Somehow, Ann and Kay (authors of the book and blog Mason-Dixon Knitting) have managed to pull off knitting Things that Aren't Usually Knitted, like hand towels and curtains and bath rugs, and make them really elegant and tasteful instead of pointless and tacky. It's a rare gift, and I think they are the exception rather than the rule. I have yet to knit a hand towel...but thanks to their book, I kind of want to...sometime...

Why am I even writing this silly little post when I don't have anything new to show you? Could it be I'm procrastinating some unpleasant task, like washing diapers? Or doing the dishes? Or fixing lunch? Yeah, it could.

Friday, December 08, 2006

A bit o' eye candy


Because it's Friday, after all.

Monday, December 04, 2006

I've Got Start-itis



Before I get to the knitting part of this post, I wanted to show off this little sock monkey quilt that Daniel recently received from my mom. Cute, no? It and his new Curious George doll (also from my mom) are now the objects he goes to sleep with in his crib as part of our new Sleep Strategy. So far we've been somewhat successful.
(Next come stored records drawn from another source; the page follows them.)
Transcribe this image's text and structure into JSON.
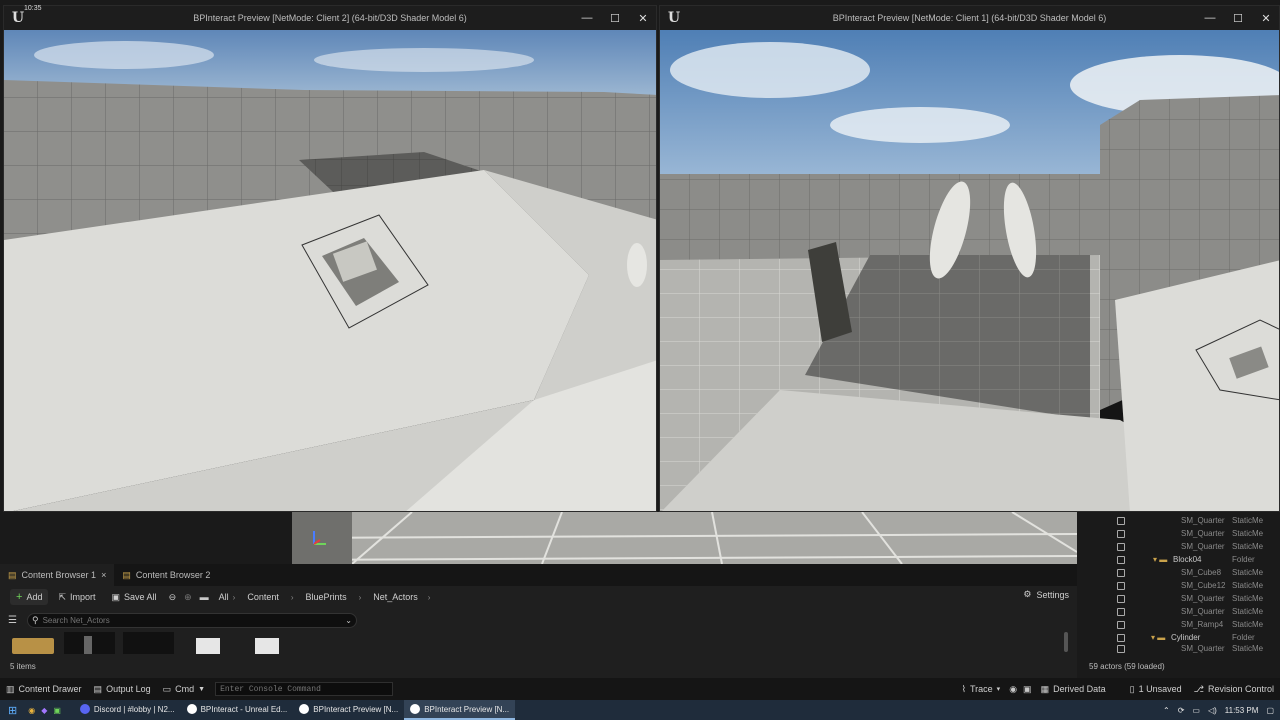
{
  "clock": "10:35",
  "windows": {
    "client2": {
      "title": "BPInteract Preview [NetMode: Client 2]  (64-bit/D3D Shader Model 6)"
    },
    "client1": {
      "title": "BPInteract Preview [NetMode: Client 1]  (64-bit/D3D Shader Model 6)"
    },
    "controls": {
      "minimize": "—",
      "maximize": "☐",
      "close": "✕"
    }
  },
  "content_browser": {
    "tabs": [
      {
        "label": "Content Browser 1",
        "close": "×"
      },
      {
        "label": "Content Browser 2"
      }
    ],
    "toolbar": {
      "add": "Add",
      "import": "Import",
      "save_all": "Save All"
    },
    "breadcrumbs": [
      "All",
      "Content",
      "BluePrints",
      "Net_Actors"
    ],
    "settings": "Settings",
    "search_placeholder": "Search Net_Actors",
    "item_count": "5 items"
  },
  "outliner": {
    "rows": [
      {
        "name": "SM_Quarter",
        "type": "StaticMe"
      },
      {
        "name": "SM_Quarter",
        "type": "StaticMe"
      },
      {
        "name": "SM_Quarter",
        "type": "StaticMe"
      },
      {
        "name": "Block04",
        "type": "Folder"
      },
      {
        "name": "SM_Cube8",
        "type": "StaticMe"
      },
      {
        "name": "SM_Cube12",
        "type": "StaticMe"
      },
      {
        "name": "SM_Quarter",
        "type": "StaticMe"
      },
      {
        "name": "SM_Quarter",
        "type": "StaticMe"
      },
      {
        "name": "SM_Ramp4",
        "type": "StaticMe"
      },
      {
        "name": "Cylinder",
        "type": "Folder"
      },
      {
        "name": "SM_Quarter",
        "type": "StaticMe"
      }
    ],
    "actors": "59 actors (59 loaded)"
  },
  "status_bar": {
    "content_drawer": "Content Drawer",
    "output_log": "Output Log",
    "cmd": "Cmd",
    "console_placeholder": "Enter Console Command",
    "trace": "Trace",
    "derived_data": "Derived Data",
    "unsaved": "1 Unsaved",
    "revision_control": "Revision Control"
  },
  "taskbar": {
    "items": [
      {
        "label": "Discord | #lobby | N2...",
        "color": "#5865f2"
      },
      {
        "label": "BPInteract - Unreal Ed...",
        "color": "#ffffff"
      },
      {
        "label": "BPInteract Preview [N...",
        "color": "#ffffff"
      },
      {
        "label": "BPInteract Preview [N...",
        "color": "#ffffff"
      }
    ],
    "time": "11:53 PM"
  }
}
Now then. I've got serious Start-itis:


I think this happens to me when I'm not totally convinced I like what I'm knitting. I start something, get a few inches in, turn it over, look at it, frown, wonder if it's worth finishing, maybe frog it (usually not) and then start something else. These are all baby items I've begun in the last couple weeks. It seems there are always more babies to knit for, and a small project ought to be just the thing to break the monotony of two fairly major Christmas items I'm working on right now. (That's right, just two. I'm not nuts and trying to knit for everyone I know.)



This is the pink cardigan I wrote about earlier in my first (and thusfar only) Stash Contaminants entry. I'm finally showing you a picture, though you don't get to see the other sleeve because the seaming on that one is no good and I'm re-doing it. Now that I'm finished with most of the knitting (I just have a little more trim to go), I like it more. I found a bit of cream DK yarn that makes a pretty little stripe on the edge of the sleeve; I also plan to use it on the button-band and around the bottom. I'm still not wild about the yarn, but I like the color better since my mom described it as "rose pink" as opposed to my "fugly mauve." I don't know who this is for yet...I guess I'll just give it to the next baby girl who comes along.
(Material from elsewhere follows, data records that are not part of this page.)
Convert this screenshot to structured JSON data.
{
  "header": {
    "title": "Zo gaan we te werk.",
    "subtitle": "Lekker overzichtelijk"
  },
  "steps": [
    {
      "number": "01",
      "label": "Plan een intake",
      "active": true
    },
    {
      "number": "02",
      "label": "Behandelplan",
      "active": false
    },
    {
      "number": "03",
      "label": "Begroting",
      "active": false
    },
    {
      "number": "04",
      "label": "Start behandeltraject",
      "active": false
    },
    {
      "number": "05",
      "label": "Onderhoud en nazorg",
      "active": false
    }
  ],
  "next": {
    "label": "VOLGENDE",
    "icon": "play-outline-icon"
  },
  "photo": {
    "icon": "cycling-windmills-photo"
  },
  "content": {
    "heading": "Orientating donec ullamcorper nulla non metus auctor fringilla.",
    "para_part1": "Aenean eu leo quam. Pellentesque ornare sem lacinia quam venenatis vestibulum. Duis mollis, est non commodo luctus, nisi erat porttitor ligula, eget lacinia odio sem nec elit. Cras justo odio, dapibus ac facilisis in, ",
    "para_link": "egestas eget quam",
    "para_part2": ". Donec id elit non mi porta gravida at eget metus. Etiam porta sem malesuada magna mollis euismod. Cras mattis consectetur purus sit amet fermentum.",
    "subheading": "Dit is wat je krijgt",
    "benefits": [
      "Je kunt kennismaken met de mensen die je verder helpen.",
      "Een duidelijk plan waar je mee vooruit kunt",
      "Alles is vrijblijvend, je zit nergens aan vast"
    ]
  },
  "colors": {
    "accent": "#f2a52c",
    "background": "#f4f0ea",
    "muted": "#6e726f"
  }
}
This is a blandy-bland-bland Debbie Bliss raglan sweater in - gasp! - Lion Brand Wool-Ease. I think the color is "denim twist." I'm adapting the pattern to do in the round to avoid bulky seams on baby skin. Yeah, I know. Booooring.



This is a plain little t-shirt from Erika Knight's Simple Knits for Cherished Babies in Baby Zarina. This yarn is dreamy-soft. I'm not usually a fan of variegated yarns, but I like how this has little splashes of color that sometimes pool and sometimes don't. I originally bought the yarn intending to make something for Daniel but I misread the gauge on the label and didn't buy enough initially. It knits up at 26 st = 4" and this kid is growing so fast I'd never finish something in his size with those tiny stitches before he's too big for it anyway. The pattern is basically a short-sleeved t-shirt with a little eyelet collar you put a ribbon through and tie a little bow. I am not comfortable with tying little bows around a baby's neck, so I'll change the collar, and I may make the sleeves longer, too. This is superwash merino wool, and certainly fine enough for summer, but I have more yarn than I need, so I might as well do longer sleeves.